今回は見積りを不正確にする原因について書くつもりでしたが、前回のBlogが長かったので少しコーヒーブレイクをとりたいと思います(私が?)。前回同様『ソフトウェア見積り―人月の暗黙知を解き明かす』より、シンプルだけど非常に重要な概念をご説明します。
見積りなんて意味ないよ
ソフトウェア業界でよく言われ皮肉に以下があります。
- 参考に出したはずのざっくり見積りがそのままスケジュールになる
- リリース日はあらかじめ決定されており、見積りはそれに合わせて作られるものだ
私にも経験がありますがこれらはソフトウェア業界の実態を言い表しています。こういうことが続くと自然と「見積りなんて意味ないよ・・」というマインドになるもの無理からぬところでしょう。

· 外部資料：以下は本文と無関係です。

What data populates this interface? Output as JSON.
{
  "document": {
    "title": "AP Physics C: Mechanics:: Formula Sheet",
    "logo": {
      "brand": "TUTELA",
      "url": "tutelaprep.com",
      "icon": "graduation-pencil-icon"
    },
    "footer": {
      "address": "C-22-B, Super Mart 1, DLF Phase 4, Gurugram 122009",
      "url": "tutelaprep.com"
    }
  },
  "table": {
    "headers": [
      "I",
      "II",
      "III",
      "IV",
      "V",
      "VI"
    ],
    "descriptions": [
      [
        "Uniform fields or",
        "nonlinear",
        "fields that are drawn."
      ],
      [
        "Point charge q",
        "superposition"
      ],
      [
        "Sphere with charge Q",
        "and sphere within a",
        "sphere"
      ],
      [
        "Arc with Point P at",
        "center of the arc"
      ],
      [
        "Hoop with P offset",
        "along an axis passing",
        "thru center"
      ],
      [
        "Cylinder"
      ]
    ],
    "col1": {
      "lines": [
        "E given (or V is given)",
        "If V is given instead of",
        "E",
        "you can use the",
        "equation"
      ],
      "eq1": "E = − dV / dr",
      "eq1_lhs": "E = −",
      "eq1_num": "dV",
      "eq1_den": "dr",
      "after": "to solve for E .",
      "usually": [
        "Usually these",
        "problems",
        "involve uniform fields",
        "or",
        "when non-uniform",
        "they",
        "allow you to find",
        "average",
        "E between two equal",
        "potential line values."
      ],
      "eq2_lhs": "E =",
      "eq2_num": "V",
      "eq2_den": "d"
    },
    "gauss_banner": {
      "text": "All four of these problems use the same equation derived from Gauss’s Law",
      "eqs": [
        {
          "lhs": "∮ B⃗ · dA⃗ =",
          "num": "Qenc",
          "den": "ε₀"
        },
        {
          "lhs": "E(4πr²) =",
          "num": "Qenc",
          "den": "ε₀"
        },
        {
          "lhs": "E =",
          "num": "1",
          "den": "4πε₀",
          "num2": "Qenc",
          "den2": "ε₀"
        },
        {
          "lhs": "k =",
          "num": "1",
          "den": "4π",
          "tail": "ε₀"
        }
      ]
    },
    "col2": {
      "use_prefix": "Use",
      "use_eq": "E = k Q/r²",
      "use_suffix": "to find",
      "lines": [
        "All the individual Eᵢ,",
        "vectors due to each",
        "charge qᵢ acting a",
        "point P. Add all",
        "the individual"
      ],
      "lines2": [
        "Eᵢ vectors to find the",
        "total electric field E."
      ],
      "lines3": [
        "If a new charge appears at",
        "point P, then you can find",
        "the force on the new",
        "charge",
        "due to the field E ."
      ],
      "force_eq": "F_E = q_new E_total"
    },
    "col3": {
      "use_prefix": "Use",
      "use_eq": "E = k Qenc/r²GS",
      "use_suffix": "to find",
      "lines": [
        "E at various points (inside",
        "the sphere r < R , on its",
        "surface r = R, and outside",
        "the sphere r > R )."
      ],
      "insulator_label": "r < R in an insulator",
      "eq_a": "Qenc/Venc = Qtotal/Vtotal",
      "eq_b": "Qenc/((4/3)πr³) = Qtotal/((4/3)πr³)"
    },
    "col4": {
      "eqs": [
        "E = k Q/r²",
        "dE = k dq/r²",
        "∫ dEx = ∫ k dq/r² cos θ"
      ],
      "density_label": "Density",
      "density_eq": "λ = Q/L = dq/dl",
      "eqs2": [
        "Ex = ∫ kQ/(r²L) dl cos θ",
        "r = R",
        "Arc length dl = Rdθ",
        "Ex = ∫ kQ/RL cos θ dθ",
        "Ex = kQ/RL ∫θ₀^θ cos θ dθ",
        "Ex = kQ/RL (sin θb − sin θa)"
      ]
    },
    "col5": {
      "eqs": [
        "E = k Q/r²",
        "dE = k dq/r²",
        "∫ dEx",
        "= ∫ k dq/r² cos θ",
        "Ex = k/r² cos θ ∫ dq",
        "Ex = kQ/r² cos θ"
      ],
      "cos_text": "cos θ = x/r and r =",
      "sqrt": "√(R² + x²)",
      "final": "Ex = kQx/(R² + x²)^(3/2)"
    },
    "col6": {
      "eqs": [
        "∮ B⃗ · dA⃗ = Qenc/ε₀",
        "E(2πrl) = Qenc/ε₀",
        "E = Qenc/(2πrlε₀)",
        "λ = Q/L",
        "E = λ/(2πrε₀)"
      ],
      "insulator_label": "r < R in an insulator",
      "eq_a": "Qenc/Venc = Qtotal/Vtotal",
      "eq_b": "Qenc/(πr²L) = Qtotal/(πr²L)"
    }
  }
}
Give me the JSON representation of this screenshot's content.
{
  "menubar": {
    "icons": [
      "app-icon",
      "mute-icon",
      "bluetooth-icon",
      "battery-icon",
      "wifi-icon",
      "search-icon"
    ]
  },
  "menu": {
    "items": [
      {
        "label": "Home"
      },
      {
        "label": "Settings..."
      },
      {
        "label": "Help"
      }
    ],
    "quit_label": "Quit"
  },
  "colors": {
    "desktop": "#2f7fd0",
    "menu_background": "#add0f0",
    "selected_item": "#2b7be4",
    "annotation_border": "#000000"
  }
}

上述の問題は、ビジネス上のいくつかの概念を全て「見積り」という1つの概念で表現しようとしていることに端を発しているように見えます。その概念とは「ターゲット」、「見積り」、「コミットメント」の3つです。
ターゲット、見積り、コミットメント
これらの概念は通常あまり区別されませんが改めて区別してみると非常に納得感があります。以下それぞれについて説明します。
ターゲット
- 実現したいビジネス上の目標
- 例)年末商戦までにこのバージョンをリリースする必要がある。
見積り
- プロジェクトにかかる期間やコストの予想
- 例)調査の結果、このバージョンをリリースするには12ヶ月必要です。
コミットメント
- 定義された機能を特定の品質レベルを確保しながら期日までに納品するという約束
- 例)年末商戦までにこのバージョンの全機能の60%をリリースしましょう。
ビジネス上の観点から、ターゲットを見積りよりも早い地点に設定することが重要な場合もあります。ただしそれが達成可能かどうかは別問題です。コミットメントは見積りとターゲットを意識した上で決定されます。見積りより挑戦的だったり保守的であったりすることもあります。
まずは区別する
ほとんどの場合、上記の3概念は明確に区別されず話されているのではないでしょうか。特に開発者でない人はこの3つを同義語として捕らえてしまう傾向があるかも知れません。これらの概念を明確に区別すると以下のリスクヘッジが図れます。
- 見積りに対するターゲットの乖離度がわかる
- 見積りに対してコミットメントがどの程度強気なのかがわかる
自分たちの身を守るために、ひいては会社を変な方向に導かないためにもこれらの概念を明確に区別した上でプロジェクトを進行させることをお勧めします。